Tchad : La Police judiciaire et les Réseaux sociaux, deux obstacles à l’épanouissement de la presse


3 mai 2022 : Journée mondiale de la liberté de la presse, avec pour thème : « Le journalisme sous l’emprise du numérique ». Il est question cette année de parler de l’impact de l’ère numérique sur la liberté d’expression, la sécurité des journalistes, l’accès à l’information et la vie privée.


Nous remettons le pendule à avril 2021 pour évaluer cette période de Transition. Cette journée doit nous permettre de nous souvenir des journalistes emprisonnés, violentés, torturés, et tués sous la Transition que dirige le Conseil militaire de transition (CMT). Le pouvoir en place doit comprendre l’importance de l’indépendance du journaliste et fournir des efforts pour améliorer le climat de travail des journalistes.

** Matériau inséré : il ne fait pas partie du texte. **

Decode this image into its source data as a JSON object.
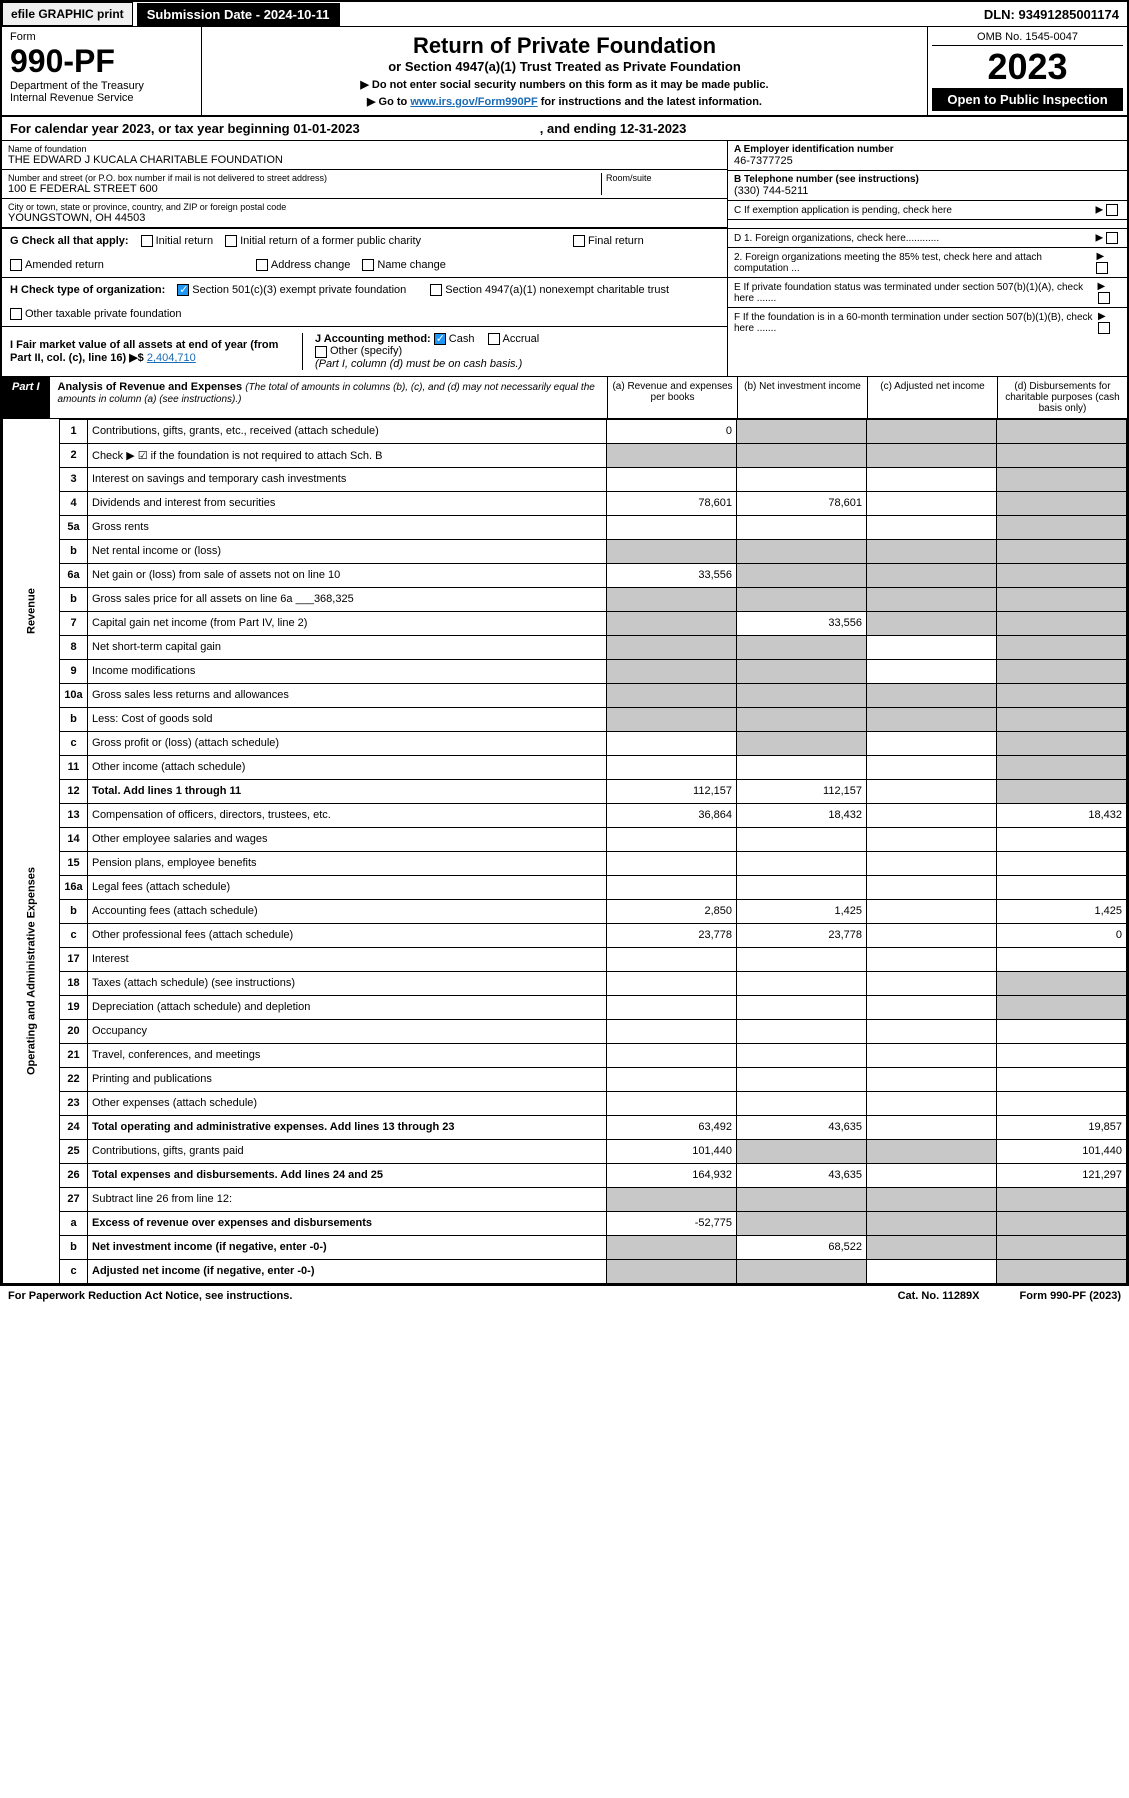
{
  "topbar": {
    "efile": "efile GRAPHIC print",
    "subdate_label": "Submission Date - 2024-10-11",
    "dln": "DLN: 93491285001174"
  },
  "header": {
    "form_word": "Form",
    "form_no": "990-PF",
    "dept": "Department of the Treasury",
    "irs": "Internal Revenue Service",
    "title": "Return of Private Foundation",
    "subtitle": "or Section 4947(a)(1) Trust Treated as Private Foundation",
    "note1": "▶ Do not enter social security numbers on this form as it may be made public.",
    "note2_pre": "▶ Go to ",
    "note2_link": "www.irs.gov/Form990PF",
    "note2_post": " for instructions and the latest information.",
    "omb": "OMB No. 1545-0047",
    "year": "2023",
    "open": "Open to Public Inspection"
  },
  "calyear": {
    "text": "For calendar year 2023, or tax year beginning 01-01-2023",
    "end": ", and ending 12-31-2023"
  },
  "foundation": {
    "name_label": "Name of foundation",
    "name": "THE EDWARD J KUCALA CHARITABLE FOUNDATION",
    "addr_label": "Number and street (or P.O. box number if mail is not delivered to street address)",
    "addr": "100 E FEDERAL STREET 600",
    "room_label": "Room/suite",
    "city_label": "City or town, state or province, country, and ZIP or foreign postal code",
    "city": "YOUNGSTOWN, OH  44503",
    "ein_label": "A Employer identification number",
    "ein": "46-7377725",
    "phone_label": "B Telephone number (see instructions)",
    "phone": "(330) 744-5211",
    "c_label": "C If exemption application is pending, check here",
    "d1": "D 1. Foreign organizations, check here............",
    "d2": "2. Foreign organizations meeting the 85% test, check here and attach computation ...",
    "e": "E  If private foundation status was terminated under section 507(b)(1)(A), check here .......",
    "f": "F  If the foundation is in a 60-month termination under section 507(b)(1)(B), check here .......",
    "g_label": "G Check all that apply:",
    "g_opts": [
      "Initial return",
      "Initial return of a former public charity",
      "Final return",
      "Amended return",
      "Address change",
      "Name change"
    ],
    "h_label": "H Check type of organization:",
    "h_opt1": "Section 501(c)(3) exempt private foundation",
    "h_opt2": "Section 4947(a)(1) nonexempt charitable trust",
    "h_opt3": "Other taxable private foundation",
    "i_label": "I Fair market value of all assets at end of year (from Part II, col. (c), line 16) ▶$",
    "i_val": "2,404,710",
    "j_label": "J Accounting method:",
    "j_cash": "Cash",
    "j_accrual": "Accrual",
    "j_other": "Other (specify)",
    "j_note": "(Part I, column (d) must be on cash basis.)"
  },
  "part1": {
    "label": "Part I",
    "title": "Analysis of Revenue and Expenses",
    "note": "(The total of amounts in columns (b), (c), and (d) may not necessarily equal the amounts in column (a) (see instructions).)",
    "col_a": "(a)   Revenue and expenses per books",
    "col_b": "(b)   Net investment income",
    "col_c": "(c)   Adjusted net income",
    "col_d": "(d)  Disbursements for charitable purposes (cash basis only)"
  },
  "sections": {
    "revenue": "Revenue",
    "opex": "Operating and Administrative Expenses"
  },
  "rows": [
    {
      "n": "1",
      "label": "Contributions, gifts, grants, etc., received (attach schedule)",
      "a": "0",
      "b": "",
      "c": "",
      "d": "",
      "shade_bcd": true
    },
    {
      "n": "2",
      "label": "Check ▶ ☑ if the foundation is not required to attach Sch. B",
      "all_shade": true
    },
    {
      "n": "3",
      "label": "Interest on savings and temporary cash investments",
      "a": "",
      "b": "",
      "c": "",
      "d": "",
      "shade_d": true
    },
    {
      "n": "4",
      "label": "Dividends and interest from securities",
      "a": "78,601",
      "b": "78,601",
      "c": "",
      "d": "",
      "shade_d": true
    },
    {
      "n": "5a",
      "label": "Gross rents",
      "a": "",
      "b": "",
      "c": "",
      "shade_d": true
    },
    {
      "n": "b",
      "label": "Net rental income or (loss)",
      "all_shade": true,
      "inline_box": true
    },
    {
      "n": "6a",
      "label": "Net gain or (loss) from sale of assets not on line 10",
      "a": "33,556",
      "shade_bcd": true
    },
    {
      "n": "b",
      "label": "Gross sales price for all assets on line 6a",
      "inline_val": "368,325",
      "all_shade": true
    },
    {
      "n": "7",
      "label": "Capital gain net income (from Part IV, line 2)",
      "shade_a": true,
      "b": "33,556",
      "shade_cd": true
    },
    {
      "n": "8",
      "label": "Net short-term capital gain",
      "shade_ab": true,
      "c": "",
      "shade_d": true
    },
    {
      "n": "9",
      "label": "Income modifications",
      "shade_ab": true,
      "c": "",
      "shade_d": true
    },
    {
      "n": "10a",
      "label": "Gross sales less returns and allowances",
      "all_shade": true,
      "inline_box": true
    },
    {
      "n": "b",
      "label": "Less: Cost of goods sold",
      "all_shade": true,
      "inline_box": true
    },
    {
      "n": "c",
      "label": "Gross profit or (loss) (attach schedule)",
      "a": "",
      "shade_b": true,
      "c": "",
      "shade_d": true
    },
    {
      "n": "11",
      "label": "Other income (attach schedule)",
      "a": "",
      "b": "",
      "c": "",
      "shade_d": true
    },
    {
      "n": "12",
      "label": "Total. Add lines 1 through 11",
      "bold": true,
      "a": "112,157",
      "b": "112,157",
      "c": "",
      "shade_d": true
    },
    {
      "n": "13",
      "label": "Compensation of officers, directors, trustees, etc.",
      "a": "36,864",
      "b": "18,432",
      "c": "",
      "d": "18,432"
    },
    {
      "n": "14",
      "label": "Other employee salaries and wages",
      "a": "",
      "b": "",
      "c": "",
      "d": ""
    },
    {
      "n": "15",
      "label": "Pension plans, employee benefits",
      "a": "",
      "b": "",
      "c": "",
      "d": ""
    },
    {
      "n": "16a",
      "label": "Legal fees (attach schedule)",
      "a": "",
      "b": "",
      "c": "",
      "d": ""
    },
    {
      "n": "b",
      "label": "Accounting fees (attach schedule)",
      "a": "2,850",
      "b": "1,425",
      "c": "",
      "d": "1,425"
    },
    {
      "n": "c",
      "label": "Other professional fees (attach schedule)",
      "a": "23,778",
      "b": "23,778",
      "c": "",
      "d": "0"
    },
    {
      "n": "17",
      "label": "Interest",
      "a": "",
      "b": "",
      "c": "",
      "d": ""
    },
    {
      "n": "18",
      "label": "Taxes (attach schedule) (see instructions)",
      "a": "",
      "b": "",
      "c": "",
      "shade_d": true
    },
    {
      "n": "19",
      "label": "Depreciation (attach schedule) and depletion",
      "a": "",
      "b": "",
      "c": "",
      "shade_d": true
    },
    {
      "n": "20",
      "label": "Occupancy",
      "a": "",
      "b": "",
      "c": "",
      "d": ""
    },
    {
      "n": "21",
      "label": "Travel, conferences, and meetings",
      "a": "",
      "b": "",
      "c": "",
      "d": ""
    },
    {
      "n": "22",
      "label": "Printing and publications",
      "a": "",
      "b": "",
      "c": "",
      "d": ""
    },
    {
      "n": "23",
      "label": "Other expenses (attach schedule)",
      "a": "",
      "b": "",
      "c": "",
      "d": ""
    },
    {
      "n": "24",
      "label": "Total operating and administrative expenses. Add lines 13 through 23",
      "bold": true,
      "a": "63,492",
      "b": "43,635",
      "c": "",
      "d": "19,857"
    },
    {
      "n": "25",
      "label": "Contributions, gifts, grants paid",
      "a": "101,440",
      "shade_bc": true,
      "d": "101,440"
    },
    {
      "n": "26",
      "label": "Total expenses and disbursements. Add lines 24 and 25",
      "bold": true,
      "a": "164,932",
      "b": "43,635",
      "c": "",
      "d": "121,297"
    },
    {
      "n": "27",
      "label": "Subtract line 26 from line 12:",
      "all_shade_vals": true
    },
    {
      "n": "a",
      "label": "Excess of revenue over expenses and disbursements",
      "bold": true,
      "a": "-52,775",
      "shade_bcd": true
    },
    {
      "n": "b",
      "label": "Net investment income (if negative, enter -0-)",
      "bold": true,
      "shade_a": true,
      "b": "68,522",
      "shade_cd": true
    },
    {
      "n": "c",
      "label": "Adjusted net income (if negative, enter -0-)",
      "bold": true,
      "shade_ab": true,
      "c": "",
      "shade_d": true
    }
  ],
  "footer": {
    "left": "For Paperwork Reduction Act Notice, see instructions.",
    "mid": "Cat. No. 11289X",
    "right": "Form 990-PF (2023)"
  }
}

En traçant ce matin le portrait de la liberté de la presse au Tchad, j’ai réalisé qu’il y a un effort en ce qui concerne le respect du travail du journaliste. Le baromètre de RFS indique que le Tchad est classé cette année au 104 rang sur 180 pays. C’est un effort par rapport à l’année 2021 (123/180). Ce qui veut dire que le CMT pense mieux faire et pourrait comprendre que la liberté d’expression est un droit fondamental. A partir de la vingtaine d’années de pratique du journalisme, nous pouvons dire aujourd’hui qu’au Tchad, le problème du journaliste, c’est la POLICE. Elle se mêle souvent au politique pour créer des entorses au système judiciaire lorsqu’elle a à faire aux journalistes. Souvent, lorsqu’on confie un dossier de Journaliste à la Police judiciaire pour enquête, les agents de cette structure ne respectent pas la Présomption d’innocence du journaliste. Ils nous traitent comme des criminels et condamnent le journaliste avant que le dossier ne parvienne au Procureur et/ou Juge. Ce qui ne relève pas de leur compétence ! Nous avons été plusieurs fois victimes. Le dernier cas, c’est lors de l’affaire qui nous opposait à Daoussa Déby.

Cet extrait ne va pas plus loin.